A new study of nearly a quarter million women suggests that smoking during pregnancy increases risk of gestational diabetes mellitus (GDM).

A new study of nearly a quarter million women suggests that smoking during pregnancy increases risk of gestational diabetes mellitus (GDM). The findings, published in Obstetrics & Gynecology, do not prove a causal relationship but provide support for counseling smoking cessation among prenatal patients.

Methods
For the research, the authors conducted a secondary analysis of data from the Pregnancy Risk Assessment Monitoring System from 2009 to 2015. Conducted by the Centers for Disease Control and Prevention, the system is a surveillance project to monitor maternal attitudes and experiences before, during, and shortly after pregnancy. The population for the substudy was 222,408 mothers with singleton births for whom data were available on GDM and prenatal smoking status.

All of the participants were asked whether they had smoked any cigarettes in the past 2 years. Those who had were also asked how many cigarettes they smoked in an average day in the 3 months prior to conception and in the last 3 months of pregnancy. Based on the responses, the women were classified as having no smoke for more than 2 years before conception, quit smoking before pregnancy, smoked before pregnancy but quit, smoked during pregnancy but fewer cigarettes, and continued to smoke and smoked more cigarettes.

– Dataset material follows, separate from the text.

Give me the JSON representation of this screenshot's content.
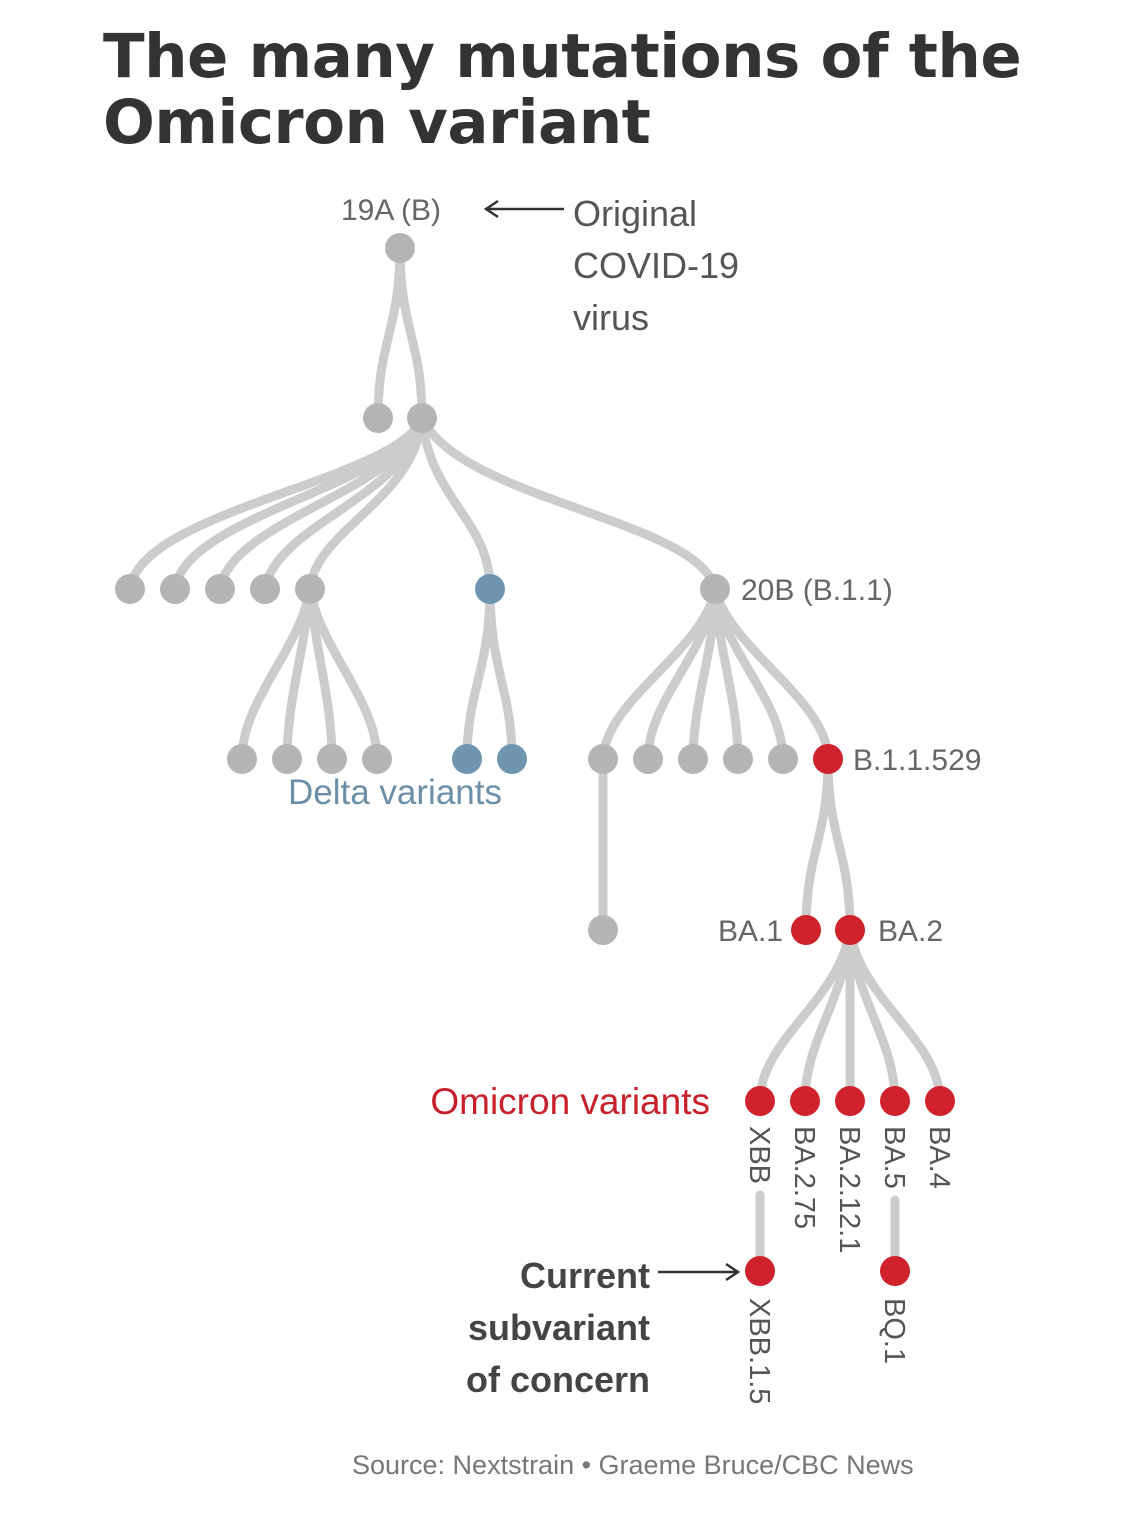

Confounders considered by the researchers included maternal age, race-ethnicity, prepregnancy body mass index and gestational weight gain. The independent association between prenatal smoking and GDM status, overall and stratified by gestational weight gain and prepregnancy body mass index (BMI). Of the participants 5.3% had GDM, 48.1% had normal pregnancy BMI, and 43.1% had excess gestational weight gain.

Findings
Two-thirds (75%) of the women had not smoked for more than 2 years before conception, almost 3% quit before pregnancy, 11.8% quit smoking while pregnant, and 6.7% smoked fewer cigarettes during pregnancy. Most of the participants were aged 25 to 34, non-Hispanic white, had normal BMIs, and had excessive gestational weight gain.

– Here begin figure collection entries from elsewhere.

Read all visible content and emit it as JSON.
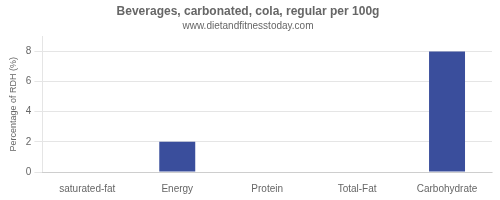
{
  "chart_data": {
    "type": "bar",
    "title": "Beverages, carbonated, cola, regular per 100g",
    "subtitle": "www.dietandfitnesstoday.com",
    "categories": [
      "saturated-fat",
      "Energy",
      "Protein",
      "Total-Fat",
      "Carbohydrate"
    ],
    "values": [
      0,
      2,
      0,
      0,
      8
    ],
    "color": "#3a4e9c",
    "ylabel": "Percentage of RDH (%)",
    "ylim": [
      0,
      9
    ],
    "yticks": [
      0,
      2,
      4,
      6,
      8
    ],
    "grid": true
  }
}
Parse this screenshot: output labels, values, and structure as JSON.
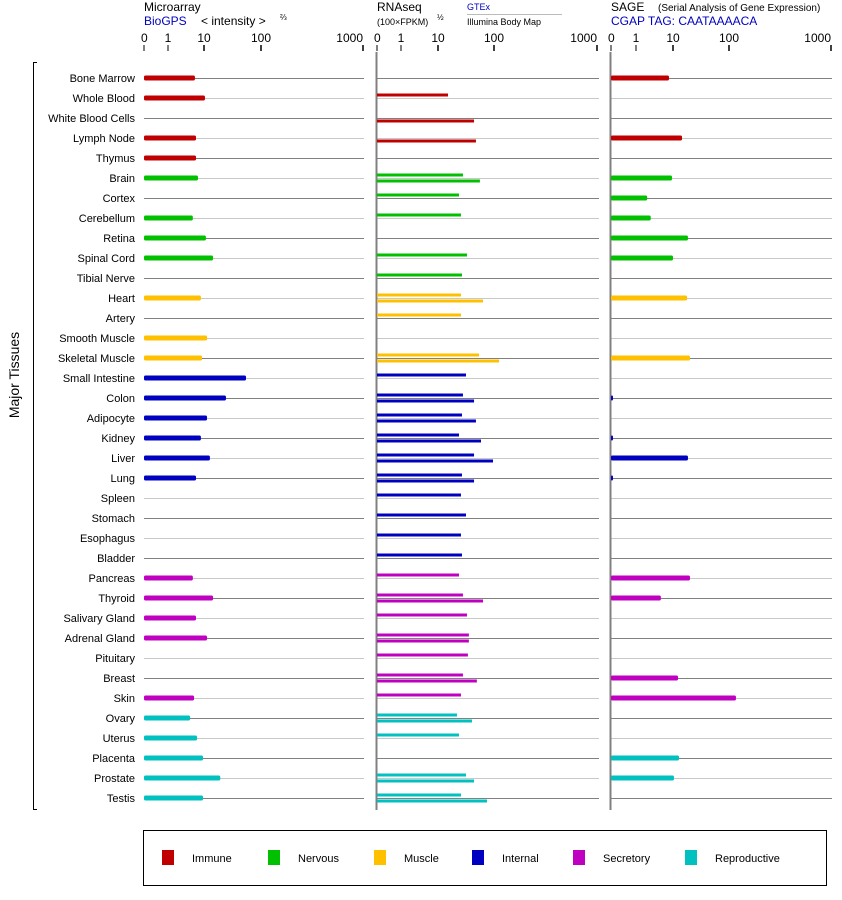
{
  "chart_data": {
    "type": "bar",
    "ylabel": "Major Tissues",
    "categories": [
      "Bone Marrow",
      "Whole Blood",
      "White Blood Cells",
      "Lymph Node",
      "Thymus",
      "Brain",
      "Cortex",
      "Cerebellum",
      "Retina",
      "Spinal Cord",
      "Tibial Nerve",
      "Heart",
      "Artery",
      "Smooth Muscle",
      "Skeletal Muscle",
      "Small Intestine",
      "Colon",
      "Adipocyte",
      "Kidney",
      "Liver",
      "Lung",
      "Spleen",
      "Stomach",
      "Esophagus",
      "Bladder",
      "Pancreas",
      "Thyroid",
      "Salivary Gland",
      "Adrenal Gland",
      "Pituitary",
      "Breast",
      "Skin",
      "Ovary",
      "Uterus",
      "Placenta",
      "Prostate",
      "Testis"
    ],
    "groups": [
      0,
      0,
      0,
      0,
      0,
      1,
      1,
      1,
      1,
      1,
      1,
      2,
      2,
      2,
      2,
      3,
      3,
      3,
      3,
      3,
      3,
      3,
      3,
      3,
      3,
      4,
      4,
      4,
      4,
      4,
      4,
      4,
      5,
      5,
      5,
      5,
      5
    ],
    "legend": [
      {
        "label": "Immune",
        "color": "#c00000"
      },
      {
        "label": "Nervous",
        "color": "#00c000"
      },
      {
        "label": "Muscle",
        "color": "#ffc000"
      },
      {
        "label": "Internal",
        "color": "#0000c0"
      },
      {
        "label": "Secretory",
        "color": "#c000c0"
      },
      {
        "label": "Reproductive",
        "color": "#00c0c0"
      }
    ],
    "legend_position": "bottom",
    "panels": [
      {
        "title": "Microarray",
        "source": "BioGPS",
        "unit": "< intensity >",
        "unit_exp": "⅔",
        "ticks": [
          "0",
          "1",
          "10",
          "100",
          "1000"
        ],
        "series": [
          {
            "name": "BioGPS",
            "values": [
              5.6,
              10.4,
              null,
              6.0,
              6.0,
              6.8,
              null,
              4.9,
              10.8,
              14.4,
              null,
              8.2,
              null,
              11.3,
              8.8,
              54.6,
              24.3,
              11.3,
              8.2,
              12.7,
              6.0,
              null,
              null,
              null,
              null,
              4.9,
              14.4,
              6.0,
              11.3,
              null,
              null,
              5.3,
              4.1,
              6.4,
              9.4,
              19.3,
              9.4
            ]
          }
        ]
      },
      {
        "title": "RNAseq",
        "unit": "(100×FPKM)",
        "unit_exp": "½",
        "ticks": [
          "0",
          "1",
          "10",
          "100",
          "1000"
        ],
        "series": [
          {
            "name": "GTEx",
            "values": [
              null,
              15.1,
              null,
              null,
              null,
              27.9,
              23.7,
              25.7,
              null,
              32.9,
              26.8,
              25.7,
              25.7,
              null,
              54,
              31.6,
              27.9,
              26.8,
              23.7,
              44,
              26.8,
              25.7,
              31.6,
              25.7,
              26.8,
              23.7,
              27.9,
              32.9,
              35.6,
              34.2,
              27.9,
              25.7,
              21.8,
              23.7,
              null,
              31.6,
              25.7
            ]
          },
          {
            "name": "Illumina Body Map",
            "values": [
              null,
              null,
              44,
              47.6,
              null,
              56,
              null,
              null,
              null,
              null,
              null,
              63.6,
              null,
              null,
              112,
              null,
              44,
              47.6,
              58.6,
              96,
              44,
              null,
              null,
              null,
              null,
              null,
              63.6,
              null,
              35.6,
              null,
              49.4,
              null,
              40.4,
              null,
              null,
              44,
              75
            ]
          }
        ]
      },
      {
        "title": "SAGE",
        "subtitle": "(Serial Analysis of Gene Expression)",
        "source": "CGAP TAG: CAATAAAACA",
        "ticks": [
          "0",
          "1",
          "10",
          "100",
          "1000"
        ],
        "series": [
          {
            "name": "SAGE",
            "values": [
              7.8,
              null,
              null,
              14.5,
              null,
              9.4,
              2.0,
              2.5,
              18.5,
              10,
              null,
              17.8,
              null,
              null,
              20.1,
              null,
              0.04,
              null,
              0.04,
              18.5,
              0.04,
              null,
              null,
              null,
              null,
              20.1,
              4.7,
              null,
              null,
              null,
              12.3,
              117,
              null,
              null,
              12.8,
              10.4,
              null
            ]
          }
        ]
      }
    ]
  }
}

Odds of GDM were higher in mothers who continued to smoke the same number of cigarettes or more cigarettes, or less cigarettes during pregnancy (adjusted odds ratio [OR] 1.46, 95% CI 1.25-1.71 and OR 1.22, 95% CI 1.08-1.38, respectively). Smoking the same or more cigarettes was associated with higher odds of GDM in all subgroups of prepregnancy BMI or gestational weight gain.

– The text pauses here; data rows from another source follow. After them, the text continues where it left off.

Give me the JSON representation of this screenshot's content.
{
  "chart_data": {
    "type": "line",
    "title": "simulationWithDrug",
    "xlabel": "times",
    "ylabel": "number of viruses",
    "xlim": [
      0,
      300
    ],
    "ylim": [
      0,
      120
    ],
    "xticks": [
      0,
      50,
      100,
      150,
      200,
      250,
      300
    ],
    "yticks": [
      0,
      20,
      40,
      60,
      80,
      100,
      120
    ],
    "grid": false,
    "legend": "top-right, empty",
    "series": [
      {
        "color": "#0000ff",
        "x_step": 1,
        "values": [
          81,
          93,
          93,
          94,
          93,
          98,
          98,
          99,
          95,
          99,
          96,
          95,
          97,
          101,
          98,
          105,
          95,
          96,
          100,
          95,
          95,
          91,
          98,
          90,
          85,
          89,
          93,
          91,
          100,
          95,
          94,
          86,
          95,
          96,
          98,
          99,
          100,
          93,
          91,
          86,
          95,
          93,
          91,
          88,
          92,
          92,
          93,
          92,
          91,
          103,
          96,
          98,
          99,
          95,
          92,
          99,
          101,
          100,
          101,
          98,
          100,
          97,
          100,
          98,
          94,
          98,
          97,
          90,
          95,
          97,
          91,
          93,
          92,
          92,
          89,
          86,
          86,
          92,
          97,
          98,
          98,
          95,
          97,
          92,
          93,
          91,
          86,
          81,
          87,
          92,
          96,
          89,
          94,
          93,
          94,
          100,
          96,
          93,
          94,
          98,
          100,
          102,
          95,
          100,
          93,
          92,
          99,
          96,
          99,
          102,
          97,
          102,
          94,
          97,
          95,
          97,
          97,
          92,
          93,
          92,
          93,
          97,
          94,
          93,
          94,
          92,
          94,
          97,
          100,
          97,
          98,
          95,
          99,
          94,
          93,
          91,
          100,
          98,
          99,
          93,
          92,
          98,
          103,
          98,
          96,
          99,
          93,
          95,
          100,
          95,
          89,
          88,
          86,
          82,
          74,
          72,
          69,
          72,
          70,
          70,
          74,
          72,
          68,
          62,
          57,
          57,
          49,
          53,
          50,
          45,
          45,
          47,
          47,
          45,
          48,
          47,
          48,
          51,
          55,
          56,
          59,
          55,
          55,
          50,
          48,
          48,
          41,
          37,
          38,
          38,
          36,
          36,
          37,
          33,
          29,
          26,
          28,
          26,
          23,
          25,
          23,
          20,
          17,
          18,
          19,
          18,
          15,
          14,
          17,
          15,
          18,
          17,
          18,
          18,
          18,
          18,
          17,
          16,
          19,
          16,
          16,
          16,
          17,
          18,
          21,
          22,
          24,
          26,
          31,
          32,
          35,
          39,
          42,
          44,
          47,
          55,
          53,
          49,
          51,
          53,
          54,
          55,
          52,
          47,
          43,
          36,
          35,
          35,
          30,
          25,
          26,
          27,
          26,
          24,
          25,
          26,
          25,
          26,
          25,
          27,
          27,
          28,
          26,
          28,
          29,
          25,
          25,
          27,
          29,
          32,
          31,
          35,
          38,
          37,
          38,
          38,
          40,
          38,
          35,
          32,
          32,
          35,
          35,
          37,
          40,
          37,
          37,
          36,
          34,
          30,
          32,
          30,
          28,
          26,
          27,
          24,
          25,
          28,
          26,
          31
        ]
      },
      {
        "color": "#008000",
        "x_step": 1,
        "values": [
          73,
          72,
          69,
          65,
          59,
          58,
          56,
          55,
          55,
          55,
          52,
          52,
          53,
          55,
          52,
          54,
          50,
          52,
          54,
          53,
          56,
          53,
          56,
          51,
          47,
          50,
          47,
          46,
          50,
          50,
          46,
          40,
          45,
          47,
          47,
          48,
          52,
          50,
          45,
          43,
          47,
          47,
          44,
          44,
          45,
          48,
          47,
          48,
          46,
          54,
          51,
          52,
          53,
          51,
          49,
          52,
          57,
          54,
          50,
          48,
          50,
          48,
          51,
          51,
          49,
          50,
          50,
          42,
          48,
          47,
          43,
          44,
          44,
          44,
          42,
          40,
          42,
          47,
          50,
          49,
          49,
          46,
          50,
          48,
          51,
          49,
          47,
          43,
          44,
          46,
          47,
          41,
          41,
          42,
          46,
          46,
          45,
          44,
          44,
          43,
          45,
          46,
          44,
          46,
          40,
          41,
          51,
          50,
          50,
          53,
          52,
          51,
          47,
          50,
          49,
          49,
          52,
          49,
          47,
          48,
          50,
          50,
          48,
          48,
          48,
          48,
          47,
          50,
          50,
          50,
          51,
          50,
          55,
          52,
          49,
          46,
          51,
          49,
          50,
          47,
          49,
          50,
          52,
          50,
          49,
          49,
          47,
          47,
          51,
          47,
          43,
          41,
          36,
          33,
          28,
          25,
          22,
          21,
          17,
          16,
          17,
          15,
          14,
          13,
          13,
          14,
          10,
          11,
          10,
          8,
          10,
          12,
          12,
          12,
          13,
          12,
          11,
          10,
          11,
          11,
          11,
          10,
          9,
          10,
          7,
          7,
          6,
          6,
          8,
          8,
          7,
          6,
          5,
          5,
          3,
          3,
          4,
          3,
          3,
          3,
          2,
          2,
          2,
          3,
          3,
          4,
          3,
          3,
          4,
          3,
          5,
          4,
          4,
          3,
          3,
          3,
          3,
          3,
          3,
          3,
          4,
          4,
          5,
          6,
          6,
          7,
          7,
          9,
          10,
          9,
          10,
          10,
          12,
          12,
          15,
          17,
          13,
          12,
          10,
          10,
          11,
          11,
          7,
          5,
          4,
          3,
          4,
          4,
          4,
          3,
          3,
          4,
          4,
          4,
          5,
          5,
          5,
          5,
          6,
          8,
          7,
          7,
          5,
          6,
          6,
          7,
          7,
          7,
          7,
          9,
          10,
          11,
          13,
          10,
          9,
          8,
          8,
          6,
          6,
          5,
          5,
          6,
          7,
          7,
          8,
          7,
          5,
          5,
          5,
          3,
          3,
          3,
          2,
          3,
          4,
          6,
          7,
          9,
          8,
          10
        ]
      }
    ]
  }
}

The authors noted that in their study, inadequate gestational weight gain was associated with higher odds of GDM. One possible explanation, they said, “might be that women who have been diagnosed with GDM are placed on a strict diet with or without insulin and increased physical activity regime that may contribute to reduced weight gain during the last weeks of pregnancy, thereby limiting the overall gestational weight gain.”

Conclusions
Based the study’s findings, the researchers said that “a large prospective cohort study, collecting data on all known risk factors and possible confounders of GDM, with biochemical validation of GDM and smoking status, is needed to provide a more definitive answer on whether there is a casual association between prenatal smoking and GDM and the interplay with gestational weight gain.”